Changes loom for state school tests

By Chris Kieffer/NEMS Daily Journal

JACKSON – Mississippi schools will not be measured by a single high-stakes test much longer.
The state’s transition to new national curriculum standards also will lead to a dramatic change in the way it tests its public school students.
The change could mean that several tests will be given throughout the year and that those assessments will be taken on various technological devices.
Schools would then be measured by a combination of those exams, according to a plan being developed by several states. Mississippi’s elementary- and middle-schools are currently ranked based on the results from a single English and math test their students take in the spring. High school rankings are based on tests students take upon completing four courses.
The change is expected to come during the 2014-15 school year as Mississippi adopts the Common Core State Standards, curriculum guidelines developed by the National Governors Association and the Council of Chief State School Officers. Mississippi is among 45 states that have agreed to use the new standards.
The states have split into two groups to develop separate tests based on those standards. Mississippi is a member of the Partnership for Assessment of Readiness for College and Careers, or PARCC, with 22 states, including Alabama, Florida, Massachusetts, New York and New Mexico, among others.
According to PARCC’s current plan, schools in its member states would take five tests, Mississippi Interim State Superintendent Lynn House said. One test would be given at the beginning of the year to give schools early data on students’ strengths and weaknesses and another would be given midway through the year to measure progress they have made.
Two more tests given closer to the end of the year then would be combined to determine school rankings. One of those would test them on the knowledge they’ve learned during the year and would contain short-answer and multiple choice questions.
The other would be project-based and would ask students to apply the knowledge and skills they have learned to solve real-world problems.

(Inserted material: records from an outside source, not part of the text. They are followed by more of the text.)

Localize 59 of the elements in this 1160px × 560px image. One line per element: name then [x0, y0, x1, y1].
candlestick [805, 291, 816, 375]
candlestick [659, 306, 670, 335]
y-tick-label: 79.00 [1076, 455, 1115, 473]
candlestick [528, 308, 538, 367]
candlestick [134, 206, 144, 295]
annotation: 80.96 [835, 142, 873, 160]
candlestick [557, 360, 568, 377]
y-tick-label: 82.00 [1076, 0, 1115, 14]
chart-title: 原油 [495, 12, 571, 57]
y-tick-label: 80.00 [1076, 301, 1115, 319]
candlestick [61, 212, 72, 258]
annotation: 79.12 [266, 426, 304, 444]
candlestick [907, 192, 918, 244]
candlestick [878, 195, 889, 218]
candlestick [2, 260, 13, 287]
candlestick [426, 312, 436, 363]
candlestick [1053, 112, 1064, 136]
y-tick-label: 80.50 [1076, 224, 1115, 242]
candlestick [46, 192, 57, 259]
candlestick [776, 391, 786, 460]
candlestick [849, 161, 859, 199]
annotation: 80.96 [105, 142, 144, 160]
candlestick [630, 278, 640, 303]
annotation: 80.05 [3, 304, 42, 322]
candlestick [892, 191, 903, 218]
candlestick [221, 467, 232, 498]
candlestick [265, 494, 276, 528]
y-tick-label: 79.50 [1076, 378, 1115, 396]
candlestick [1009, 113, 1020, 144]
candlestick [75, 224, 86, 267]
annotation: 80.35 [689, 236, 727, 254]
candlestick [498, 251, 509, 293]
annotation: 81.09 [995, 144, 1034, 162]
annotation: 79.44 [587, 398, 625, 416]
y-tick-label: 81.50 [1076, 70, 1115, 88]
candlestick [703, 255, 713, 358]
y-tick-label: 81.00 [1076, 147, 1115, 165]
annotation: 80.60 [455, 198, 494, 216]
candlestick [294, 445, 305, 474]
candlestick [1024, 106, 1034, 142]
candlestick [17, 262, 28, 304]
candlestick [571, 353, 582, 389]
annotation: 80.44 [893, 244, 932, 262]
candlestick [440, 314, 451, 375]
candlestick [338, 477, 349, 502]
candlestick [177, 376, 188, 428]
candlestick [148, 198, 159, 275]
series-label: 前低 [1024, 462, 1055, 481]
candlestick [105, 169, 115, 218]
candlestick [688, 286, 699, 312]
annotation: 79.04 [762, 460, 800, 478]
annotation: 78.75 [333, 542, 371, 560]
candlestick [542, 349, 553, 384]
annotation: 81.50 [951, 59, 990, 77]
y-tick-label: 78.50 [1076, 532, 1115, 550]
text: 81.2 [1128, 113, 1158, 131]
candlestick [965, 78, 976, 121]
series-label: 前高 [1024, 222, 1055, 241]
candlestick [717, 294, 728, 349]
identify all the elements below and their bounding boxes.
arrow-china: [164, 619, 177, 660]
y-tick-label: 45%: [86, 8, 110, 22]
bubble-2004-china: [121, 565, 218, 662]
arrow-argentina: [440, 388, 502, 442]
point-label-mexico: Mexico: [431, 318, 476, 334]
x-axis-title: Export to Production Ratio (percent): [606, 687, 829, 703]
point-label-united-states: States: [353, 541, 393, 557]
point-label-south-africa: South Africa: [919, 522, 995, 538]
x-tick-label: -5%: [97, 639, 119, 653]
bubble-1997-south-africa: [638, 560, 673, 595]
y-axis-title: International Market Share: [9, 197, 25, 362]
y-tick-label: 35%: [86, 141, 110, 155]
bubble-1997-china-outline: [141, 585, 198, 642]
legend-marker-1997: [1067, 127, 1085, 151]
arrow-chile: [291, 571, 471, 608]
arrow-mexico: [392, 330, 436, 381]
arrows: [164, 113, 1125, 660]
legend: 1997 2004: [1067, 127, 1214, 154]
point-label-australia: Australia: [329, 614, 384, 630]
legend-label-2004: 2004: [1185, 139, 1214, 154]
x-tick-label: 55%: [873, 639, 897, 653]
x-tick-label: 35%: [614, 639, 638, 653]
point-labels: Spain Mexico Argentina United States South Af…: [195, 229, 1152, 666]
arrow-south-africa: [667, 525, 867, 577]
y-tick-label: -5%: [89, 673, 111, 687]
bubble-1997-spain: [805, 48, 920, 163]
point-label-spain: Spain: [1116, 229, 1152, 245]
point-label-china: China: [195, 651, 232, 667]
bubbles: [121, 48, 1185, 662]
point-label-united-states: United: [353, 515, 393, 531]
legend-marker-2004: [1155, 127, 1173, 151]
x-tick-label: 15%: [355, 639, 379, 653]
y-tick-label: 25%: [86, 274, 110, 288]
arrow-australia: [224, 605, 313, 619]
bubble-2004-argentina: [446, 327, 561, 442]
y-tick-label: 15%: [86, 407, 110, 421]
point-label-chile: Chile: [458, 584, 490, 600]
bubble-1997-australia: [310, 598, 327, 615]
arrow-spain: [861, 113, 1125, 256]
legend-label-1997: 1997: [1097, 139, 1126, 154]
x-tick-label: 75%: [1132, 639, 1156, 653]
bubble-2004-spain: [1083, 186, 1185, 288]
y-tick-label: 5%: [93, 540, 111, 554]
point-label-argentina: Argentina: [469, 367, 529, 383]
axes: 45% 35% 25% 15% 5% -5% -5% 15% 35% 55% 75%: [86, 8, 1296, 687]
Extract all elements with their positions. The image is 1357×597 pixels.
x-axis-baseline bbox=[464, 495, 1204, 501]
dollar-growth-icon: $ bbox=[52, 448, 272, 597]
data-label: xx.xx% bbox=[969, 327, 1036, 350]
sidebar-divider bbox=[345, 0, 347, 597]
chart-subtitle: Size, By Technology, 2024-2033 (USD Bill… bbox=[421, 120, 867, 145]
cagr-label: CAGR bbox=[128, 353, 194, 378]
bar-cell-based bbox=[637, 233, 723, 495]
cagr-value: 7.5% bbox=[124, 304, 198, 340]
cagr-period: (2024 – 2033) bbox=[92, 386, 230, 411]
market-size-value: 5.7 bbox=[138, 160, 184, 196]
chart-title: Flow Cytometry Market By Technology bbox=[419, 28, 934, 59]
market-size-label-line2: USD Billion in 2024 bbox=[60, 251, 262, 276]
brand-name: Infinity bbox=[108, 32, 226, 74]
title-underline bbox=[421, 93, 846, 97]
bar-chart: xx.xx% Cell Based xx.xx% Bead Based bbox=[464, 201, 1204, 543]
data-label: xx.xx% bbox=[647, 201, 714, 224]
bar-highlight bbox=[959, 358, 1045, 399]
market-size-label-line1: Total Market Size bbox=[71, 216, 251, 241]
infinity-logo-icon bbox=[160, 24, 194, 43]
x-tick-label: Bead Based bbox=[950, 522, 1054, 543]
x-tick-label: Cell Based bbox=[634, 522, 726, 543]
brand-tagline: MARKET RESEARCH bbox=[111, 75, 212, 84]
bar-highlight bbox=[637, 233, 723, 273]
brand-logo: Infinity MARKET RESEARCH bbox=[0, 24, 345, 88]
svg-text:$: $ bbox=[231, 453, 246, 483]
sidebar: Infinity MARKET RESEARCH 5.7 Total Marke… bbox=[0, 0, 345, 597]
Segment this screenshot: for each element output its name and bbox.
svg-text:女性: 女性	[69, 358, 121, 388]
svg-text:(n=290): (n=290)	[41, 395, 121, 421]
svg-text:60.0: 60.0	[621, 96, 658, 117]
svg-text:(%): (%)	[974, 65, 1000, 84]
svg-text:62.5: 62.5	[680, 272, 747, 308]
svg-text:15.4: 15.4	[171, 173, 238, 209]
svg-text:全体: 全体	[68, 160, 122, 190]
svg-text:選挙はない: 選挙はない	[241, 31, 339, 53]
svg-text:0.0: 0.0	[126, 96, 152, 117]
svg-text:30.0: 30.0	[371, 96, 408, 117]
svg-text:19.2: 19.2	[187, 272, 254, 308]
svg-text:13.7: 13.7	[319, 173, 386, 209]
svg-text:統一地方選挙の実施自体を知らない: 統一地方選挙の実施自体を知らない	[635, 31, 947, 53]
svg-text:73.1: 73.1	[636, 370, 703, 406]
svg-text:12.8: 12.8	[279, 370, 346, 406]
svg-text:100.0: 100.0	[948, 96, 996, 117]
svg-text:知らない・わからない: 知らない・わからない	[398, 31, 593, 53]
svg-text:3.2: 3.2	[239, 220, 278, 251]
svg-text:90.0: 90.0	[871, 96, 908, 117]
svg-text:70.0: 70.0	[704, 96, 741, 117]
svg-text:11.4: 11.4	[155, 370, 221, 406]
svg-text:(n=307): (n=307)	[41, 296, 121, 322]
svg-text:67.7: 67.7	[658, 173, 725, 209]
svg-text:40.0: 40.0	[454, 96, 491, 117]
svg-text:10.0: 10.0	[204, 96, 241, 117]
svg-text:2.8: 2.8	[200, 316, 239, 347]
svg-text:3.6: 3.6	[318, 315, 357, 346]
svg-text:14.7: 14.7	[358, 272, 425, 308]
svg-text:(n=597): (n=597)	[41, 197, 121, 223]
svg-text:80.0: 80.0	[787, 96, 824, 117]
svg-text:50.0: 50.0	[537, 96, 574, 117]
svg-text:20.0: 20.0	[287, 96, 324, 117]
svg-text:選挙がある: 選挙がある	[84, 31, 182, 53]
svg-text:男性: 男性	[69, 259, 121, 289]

For example, they may have to do independent research to find sources that support an argument in the article they have been given. Or they may need to determine the area of an irregularly shaped soybean field and determine how much fertilizer it will require.
“It really causes students to demonstrate they have a deep conceptual understanding in addition to needing to apply the knowledge and skills they have learned,” House said. “It won’t just be pick the answer and fill in the bubble.”
A final test would be in speaking and listening skills and would be given by classroom teachers. House said that test is still in its developmental stages and that it will likely utilize a rubric.
PARCC is still developing those tests and is not ready to release sample questions, House said, noting she hopes it is able to do so sometime this fall.
“We don’t have enough information, but we are getting closer and closer to showing exactly the kind of item you’re going to see on the test,” she said.
The plan is for students to take their tests on various technological devices, House said, in order to allow schools to get the results much more quickly. This will be important particularly for the early-year tests, which are designed to guide teachers in what they need to teach during the rest of the course.
The key will be to make the tests flexible so that they can be taken on a variety of devices, House said. PARCC has worked with technology companies to ensure test security, she said.
“We need to get people to think differently,” she said. “I’m a baby boomer and most of us have been worried about cellphones, laptops, devices and what students may do. The fact is, that is how these students learn. We need to figure out how to incorporate technology so it is not just an add on, but it is a feature of what they do in their learning environment.”
Districts will be challenged to find enough devices for students to use, which is why flexibility will be important, House said. Also, tests will likely be staggered at different times.
“We may have 30 tablet devices rolling around school depending on who needs them,” House said. “It will require coordination and scheduling, but principals are used to that.”